Walled Garden by Jan Robert Leegte | Spatial view with ENS collector identity
In the evolving topography of generative art, Jan Robert Leegte continues to excavate the foundational structures that shape how we see, own, and inhabit digital space. His latest work, Walled Garden, curated by Fakewhale, unfolds as an immersive, photorealistic environment distributed across 150 Ethereum-based NFT editions. Each edition functions as a fixed perspective into a shared digital garden, recalibrating the idea of ownership as spatial participation within a larger generative system.
Built in JavaScript using Houdini and Babylon.js, Walled Garden presents a single, living environment experienced through discrete openings, viewports cut into a circular architectural wall. Each NFT corresponds to one of these vantage points, assigning a specific location within the structure of the work. Ownership emerges as a matter of place, defined by relational geometry.
“Ownership becomes positional,” Leegte explains. “You’re not just holding a token, you’re taking a place.”
This spatial reframing of the collector’s role extends Leegte’s earlier project, Web (2023), in which 1,000 hyperlinked NFTs formed a distributed, contract-based network. With Walled Garden, the logic becomes more intimate and more architectural. Collectors engage with a system where perspective arises through structure. The collector holds a view, inscribed within a precise orientation. A presence shaped by alignment.

Walled Garden by Jan Robert Leegte | Collector view with ENS identity overlay
The gesture activates multiple dimensions: ecological simulation, networked identity, and the material memory of interfaces. At the center of the garden stands a sculptural scrollbar, a cryptic remnant rendered in high-resolution 3D, part relic, part interface, part conceptual fulcrum. It carries symbolic weight while remaining embedded within the spatial system.
“To me, the scrollbar is the nude in Étant donnés,” Leegte offers. “It links back to something outside the wall. But it’s also a poetic gesture.”
Throughout the project, the threshold between visibility and tactility defines the entire experience. The garden remains inaccessible yet fully constructed. Each NFT acts as a viewport, a frame charged with both observational and performative energy. Names and wallet addresses appear directly in the frame, linking ownership to visibility and placing the viewer within the scene itself.
Viewport detail with ENS tag - Emily in the Rose Garden from the Teseida, ca 1460
Jan Robert Leegte | Workspace view in Houdini during the development of Walled Garden
“In The Garden, ownership implies visibility,” Leegte says. “You’re part of the scene, not just watching it.”
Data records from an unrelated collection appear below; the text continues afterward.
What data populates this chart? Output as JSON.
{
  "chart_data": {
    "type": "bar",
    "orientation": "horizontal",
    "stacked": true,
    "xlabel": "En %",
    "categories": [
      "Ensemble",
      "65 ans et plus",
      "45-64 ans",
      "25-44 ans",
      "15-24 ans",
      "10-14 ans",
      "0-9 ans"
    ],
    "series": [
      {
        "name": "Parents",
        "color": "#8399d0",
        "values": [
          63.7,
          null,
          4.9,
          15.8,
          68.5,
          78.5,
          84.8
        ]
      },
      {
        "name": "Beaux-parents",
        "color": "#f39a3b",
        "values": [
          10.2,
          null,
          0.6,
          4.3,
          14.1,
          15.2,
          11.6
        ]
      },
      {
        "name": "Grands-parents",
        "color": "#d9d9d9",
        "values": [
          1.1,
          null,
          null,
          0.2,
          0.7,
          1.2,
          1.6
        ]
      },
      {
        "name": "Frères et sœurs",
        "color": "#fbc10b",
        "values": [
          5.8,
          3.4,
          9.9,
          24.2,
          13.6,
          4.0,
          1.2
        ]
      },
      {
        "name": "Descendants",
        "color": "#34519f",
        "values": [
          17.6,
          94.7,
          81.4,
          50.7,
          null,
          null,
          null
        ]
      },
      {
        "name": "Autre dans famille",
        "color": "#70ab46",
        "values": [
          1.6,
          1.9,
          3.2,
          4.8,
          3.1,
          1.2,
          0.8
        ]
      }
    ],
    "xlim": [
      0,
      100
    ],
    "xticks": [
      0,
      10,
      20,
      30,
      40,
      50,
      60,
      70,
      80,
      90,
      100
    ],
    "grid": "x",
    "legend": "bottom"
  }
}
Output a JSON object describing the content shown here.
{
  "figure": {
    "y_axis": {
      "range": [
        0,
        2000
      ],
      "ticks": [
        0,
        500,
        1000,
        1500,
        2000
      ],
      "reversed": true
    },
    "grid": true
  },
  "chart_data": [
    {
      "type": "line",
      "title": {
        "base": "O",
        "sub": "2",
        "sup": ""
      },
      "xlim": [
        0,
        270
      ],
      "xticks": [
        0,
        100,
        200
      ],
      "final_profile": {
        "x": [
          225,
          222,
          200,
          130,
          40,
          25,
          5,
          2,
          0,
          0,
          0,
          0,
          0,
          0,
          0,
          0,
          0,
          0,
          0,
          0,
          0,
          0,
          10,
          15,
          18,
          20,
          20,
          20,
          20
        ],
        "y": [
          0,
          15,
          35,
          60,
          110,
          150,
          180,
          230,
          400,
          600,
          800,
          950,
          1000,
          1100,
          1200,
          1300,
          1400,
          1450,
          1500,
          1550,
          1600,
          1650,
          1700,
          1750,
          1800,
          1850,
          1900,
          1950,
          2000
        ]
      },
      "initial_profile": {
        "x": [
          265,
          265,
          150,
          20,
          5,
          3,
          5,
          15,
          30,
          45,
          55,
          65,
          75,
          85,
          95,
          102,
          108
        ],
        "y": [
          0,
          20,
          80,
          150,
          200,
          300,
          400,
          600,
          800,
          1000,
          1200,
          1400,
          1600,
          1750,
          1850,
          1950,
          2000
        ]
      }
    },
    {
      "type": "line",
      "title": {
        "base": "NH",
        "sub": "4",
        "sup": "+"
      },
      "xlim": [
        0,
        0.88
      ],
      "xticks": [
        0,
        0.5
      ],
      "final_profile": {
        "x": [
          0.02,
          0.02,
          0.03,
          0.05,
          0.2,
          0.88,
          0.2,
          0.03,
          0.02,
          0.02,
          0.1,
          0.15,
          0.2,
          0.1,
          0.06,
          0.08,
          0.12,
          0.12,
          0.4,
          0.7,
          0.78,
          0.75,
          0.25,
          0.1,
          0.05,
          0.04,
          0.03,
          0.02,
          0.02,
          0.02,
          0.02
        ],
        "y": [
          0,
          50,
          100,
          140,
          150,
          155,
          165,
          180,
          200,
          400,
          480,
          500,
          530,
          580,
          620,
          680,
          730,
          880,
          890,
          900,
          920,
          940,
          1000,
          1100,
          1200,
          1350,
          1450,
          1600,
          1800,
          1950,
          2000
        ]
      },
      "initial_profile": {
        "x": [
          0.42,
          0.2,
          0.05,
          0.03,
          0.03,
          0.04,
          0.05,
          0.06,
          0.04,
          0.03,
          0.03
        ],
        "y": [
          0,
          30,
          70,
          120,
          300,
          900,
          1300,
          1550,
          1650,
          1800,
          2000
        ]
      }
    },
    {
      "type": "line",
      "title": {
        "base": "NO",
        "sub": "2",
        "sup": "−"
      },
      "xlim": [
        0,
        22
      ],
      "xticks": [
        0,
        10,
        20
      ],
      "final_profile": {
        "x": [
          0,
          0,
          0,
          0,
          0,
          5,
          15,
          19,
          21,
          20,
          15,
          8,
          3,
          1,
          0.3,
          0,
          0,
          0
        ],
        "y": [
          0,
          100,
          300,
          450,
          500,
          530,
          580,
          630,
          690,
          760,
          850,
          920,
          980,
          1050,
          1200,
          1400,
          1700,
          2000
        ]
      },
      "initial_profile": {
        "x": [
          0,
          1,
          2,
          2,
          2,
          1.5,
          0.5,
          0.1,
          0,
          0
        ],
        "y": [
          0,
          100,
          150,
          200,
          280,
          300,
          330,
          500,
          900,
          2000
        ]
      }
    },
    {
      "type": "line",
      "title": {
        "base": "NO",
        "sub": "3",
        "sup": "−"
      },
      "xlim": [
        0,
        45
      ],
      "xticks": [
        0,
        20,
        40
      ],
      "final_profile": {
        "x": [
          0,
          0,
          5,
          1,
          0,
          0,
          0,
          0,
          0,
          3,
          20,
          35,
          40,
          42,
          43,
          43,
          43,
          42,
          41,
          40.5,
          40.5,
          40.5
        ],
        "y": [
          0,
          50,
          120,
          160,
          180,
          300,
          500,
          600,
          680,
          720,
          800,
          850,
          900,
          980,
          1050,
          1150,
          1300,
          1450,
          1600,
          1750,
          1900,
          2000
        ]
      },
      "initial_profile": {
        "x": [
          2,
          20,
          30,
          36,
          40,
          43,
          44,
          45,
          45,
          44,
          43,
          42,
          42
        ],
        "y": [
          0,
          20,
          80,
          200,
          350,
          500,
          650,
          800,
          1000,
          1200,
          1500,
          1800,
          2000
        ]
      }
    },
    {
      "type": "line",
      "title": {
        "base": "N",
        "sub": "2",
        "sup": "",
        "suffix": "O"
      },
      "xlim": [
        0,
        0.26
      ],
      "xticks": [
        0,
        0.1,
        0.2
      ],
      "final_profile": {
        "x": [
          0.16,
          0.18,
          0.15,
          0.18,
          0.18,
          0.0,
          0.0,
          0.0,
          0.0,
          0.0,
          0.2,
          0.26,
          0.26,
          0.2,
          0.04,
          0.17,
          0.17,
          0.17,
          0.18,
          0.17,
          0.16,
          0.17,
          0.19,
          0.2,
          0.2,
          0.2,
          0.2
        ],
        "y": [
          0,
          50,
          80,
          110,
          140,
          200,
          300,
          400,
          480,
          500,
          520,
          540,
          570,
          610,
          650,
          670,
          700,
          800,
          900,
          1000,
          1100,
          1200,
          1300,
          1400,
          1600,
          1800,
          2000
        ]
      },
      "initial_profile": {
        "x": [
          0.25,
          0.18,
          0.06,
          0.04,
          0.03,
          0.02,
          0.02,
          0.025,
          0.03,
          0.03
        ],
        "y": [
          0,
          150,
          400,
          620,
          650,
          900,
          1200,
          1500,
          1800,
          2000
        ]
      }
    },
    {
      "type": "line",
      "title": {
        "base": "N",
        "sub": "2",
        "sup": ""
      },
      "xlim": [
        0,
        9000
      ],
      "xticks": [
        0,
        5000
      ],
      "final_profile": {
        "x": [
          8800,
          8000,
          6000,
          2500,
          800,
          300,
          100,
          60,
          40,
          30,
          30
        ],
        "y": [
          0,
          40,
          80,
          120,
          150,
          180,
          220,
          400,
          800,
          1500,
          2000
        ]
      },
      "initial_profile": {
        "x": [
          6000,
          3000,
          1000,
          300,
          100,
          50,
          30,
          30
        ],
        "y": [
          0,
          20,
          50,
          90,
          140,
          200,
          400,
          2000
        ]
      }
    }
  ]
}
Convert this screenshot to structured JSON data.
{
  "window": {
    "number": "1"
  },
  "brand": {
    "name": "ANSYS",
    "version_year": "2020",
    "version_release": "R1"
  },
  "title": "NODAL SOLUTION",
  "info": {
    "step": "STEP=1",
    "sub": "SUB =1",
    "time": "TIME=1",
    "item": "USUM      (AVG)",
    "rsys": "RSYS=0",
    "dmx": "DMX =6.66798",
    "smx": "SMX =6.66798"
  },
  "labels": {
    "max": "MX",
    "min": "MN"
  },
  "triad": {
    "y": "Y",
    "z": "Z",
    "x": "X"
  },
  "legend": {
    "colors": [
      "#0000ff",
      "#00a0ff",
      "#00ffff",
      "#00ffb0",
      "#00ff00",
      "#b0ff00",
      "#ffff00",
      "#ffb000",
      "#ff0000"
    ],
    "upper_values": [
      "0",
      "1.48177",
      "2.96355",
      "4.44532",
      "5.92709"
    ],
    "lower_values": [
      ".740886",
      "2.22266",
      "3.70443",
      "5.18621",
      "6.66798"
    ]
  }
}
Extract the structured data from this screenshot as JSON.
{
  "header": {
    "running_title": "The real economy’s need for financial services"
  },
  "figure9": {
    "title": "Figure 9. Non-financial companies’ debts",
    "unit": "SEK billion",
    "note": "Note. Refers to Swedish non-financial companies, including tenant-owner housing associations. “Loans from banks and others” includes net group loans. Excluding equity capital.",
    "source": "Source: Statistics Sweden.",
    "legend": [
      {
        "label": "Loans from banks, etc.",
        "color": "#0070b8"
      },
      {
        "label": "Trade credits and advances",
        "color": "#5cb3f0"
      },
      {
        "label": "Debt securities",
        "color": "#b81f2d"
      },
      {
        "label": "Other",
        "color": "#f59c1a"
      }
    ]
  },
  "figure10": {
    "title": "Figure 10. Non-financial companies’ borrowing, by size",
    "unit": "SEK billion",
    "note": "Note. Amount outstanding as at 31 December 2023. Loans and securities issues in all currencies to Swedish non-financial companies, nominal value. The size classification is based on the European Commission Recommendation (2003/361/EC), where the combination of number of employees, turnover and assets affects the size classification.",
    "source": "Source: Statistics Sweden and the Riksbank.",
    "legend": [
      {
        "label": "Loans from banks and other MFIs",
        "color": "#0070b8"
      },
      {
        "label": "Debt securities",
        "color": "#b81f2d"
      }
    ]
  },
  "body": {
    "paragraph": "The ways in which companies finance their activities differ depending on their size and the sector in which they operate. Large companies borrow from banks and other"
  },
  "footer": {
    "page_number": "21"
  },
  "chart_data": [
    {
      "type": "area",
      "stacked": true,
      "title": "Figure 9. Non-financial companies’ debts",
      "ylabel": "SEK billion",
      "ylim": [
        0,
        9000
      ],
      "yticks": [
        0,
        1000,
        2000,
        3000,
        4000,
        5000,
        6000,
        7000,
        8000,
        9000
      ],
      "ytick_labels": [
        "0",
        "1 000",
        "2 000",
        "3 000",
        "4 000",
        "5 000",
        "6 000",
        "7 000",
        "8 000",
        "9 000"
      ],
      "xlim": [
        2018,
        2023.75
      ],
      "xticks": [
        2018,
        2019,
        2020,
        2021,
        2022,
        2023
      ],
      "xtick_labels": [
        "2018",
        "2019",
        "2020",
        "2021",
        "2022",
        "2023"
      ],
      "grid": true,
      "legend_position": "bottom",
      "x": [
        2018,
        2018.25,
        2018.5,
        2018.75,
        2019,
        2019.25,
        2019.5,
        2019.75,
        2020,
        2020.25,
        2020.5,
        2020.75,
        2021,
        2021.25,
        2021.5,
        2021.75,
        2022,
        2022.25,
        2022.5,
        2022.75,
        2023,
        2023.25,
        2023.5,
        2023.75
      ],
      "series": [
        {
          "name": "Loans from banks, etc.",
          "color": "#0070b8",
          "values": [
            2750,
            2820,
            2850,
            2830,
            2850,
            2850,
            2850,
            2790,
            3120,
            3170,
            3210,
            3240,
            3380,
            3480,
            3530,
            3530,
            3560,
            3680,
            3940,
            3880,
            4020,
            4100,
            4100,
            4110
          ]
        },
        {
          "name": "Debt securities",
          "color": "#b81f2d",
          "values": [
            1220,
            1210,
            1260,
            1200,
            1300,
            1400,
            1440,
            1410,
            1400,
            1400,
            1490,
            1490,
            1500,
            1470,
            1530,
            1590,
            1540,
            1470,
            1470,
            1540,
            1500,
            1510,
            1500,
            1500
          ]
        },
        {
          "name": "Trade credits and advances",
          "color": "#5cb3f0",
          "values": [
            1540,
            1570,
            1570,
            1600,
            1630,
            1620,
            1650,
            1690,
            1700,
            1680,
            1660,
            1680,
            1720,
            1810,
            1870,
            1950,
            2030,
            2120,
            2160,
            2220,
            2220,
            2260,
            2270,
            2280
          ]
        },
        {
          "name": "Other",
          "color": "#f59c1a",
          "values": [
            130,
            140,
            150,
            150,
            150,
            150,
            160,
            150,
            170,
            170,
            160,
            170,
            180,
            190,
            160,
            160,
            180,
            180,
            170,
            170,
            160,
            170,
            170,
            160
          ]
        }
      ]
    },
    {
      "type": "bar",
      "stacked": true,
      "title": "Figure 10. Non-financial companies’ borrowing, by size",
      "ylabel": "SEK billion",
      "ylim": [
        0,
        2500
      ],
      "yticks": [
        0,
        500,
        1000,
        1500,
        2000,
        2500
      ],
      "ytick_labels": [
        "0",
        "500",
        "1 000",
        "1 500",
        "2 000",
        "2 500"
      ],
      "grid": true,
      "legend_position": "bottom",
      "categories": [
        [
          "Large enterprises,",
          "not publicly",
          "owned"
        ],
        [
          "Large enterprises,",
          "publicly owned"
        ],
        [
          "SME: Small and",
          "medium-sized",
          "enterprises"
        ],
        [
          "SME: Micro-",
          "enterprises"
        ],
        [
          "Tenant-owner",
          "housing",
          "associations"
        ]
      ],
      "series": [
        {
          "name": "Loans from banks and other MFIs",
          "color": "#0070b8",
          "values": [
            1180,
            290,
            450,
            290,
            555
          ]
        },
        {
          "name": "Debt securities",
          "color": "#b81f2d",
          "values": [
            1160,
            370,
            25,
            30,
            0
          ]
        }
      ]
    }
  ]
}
The structure brings social mechanics into the heart of the piece. The circular wall does not isolate. It provides orientation and relation. The system becomes its own interface, inviting gestures of attention, observation, and self-awareness. Exhibition and participation align within a singular frame.
Leegte’s work has long examined the ontology of nature mediated through the networked computer. His landscapes operate as systems of visibility, processed through code, protocol, and frame. The garden channels a romantic impulse without leaning into nostalgia. It uses simulated nature to construct a theatrical container. The viewer becomes part of that theatricality through architectural immersion.
“We still respond deeply to natural environments,” Leegte reflects. “The Garden taps into this longing… but that mediated nature also becomes theatrical. It sets a stage for the collector to perform in.”

“Viridarium Gymnasii Patavini Medicum”, engraving by Jo. Georgius, from the Commentarii by Jac. Phil. Tomasini (17th century)
With a background in sculpture, Leegte engages the screen as a tactile limit. His earlier pieces, scrollbar sculptures and button drawings, treat interfaces as sculptural elements. Walled Garden extends that approach through immersion and spatial orchestration. The presence of the wall becomes a surface of reflection, both literal and conceptual.
“The screen seduces us, but also holds us at a distance,” Leegte says. “That distance brings the digital experience back into material terms.”
Fully integrated into Web3, Walled Garden proposes a new direction in digital art. The project advances a logic where generative systems define authorship, access, and orientation. The medium of the network operates as conceptual framework, not as aesthetic layer. The result is a structure that reshapes how collectors relate to space, signal, and presence.
Alongside Walled Garden, Leegte continues to develop parallel investigations. A blockchain-based project interacting with Web2 infrastructure and a generative audio environment are already in motion. His practice expands across platforms while remaining centered on the digital condition as compositional material.
“Mediated nature is one of the central threads in my work,” he affirms. “It ties into generative art, the structure of the internet, and our broader digital condition.”
In Walled Garden, this condition becomes architecture. Each edition operates as a spatial link. Each collector assumes a location. The work evolves as an ecosystem built through angles, frames, and attention.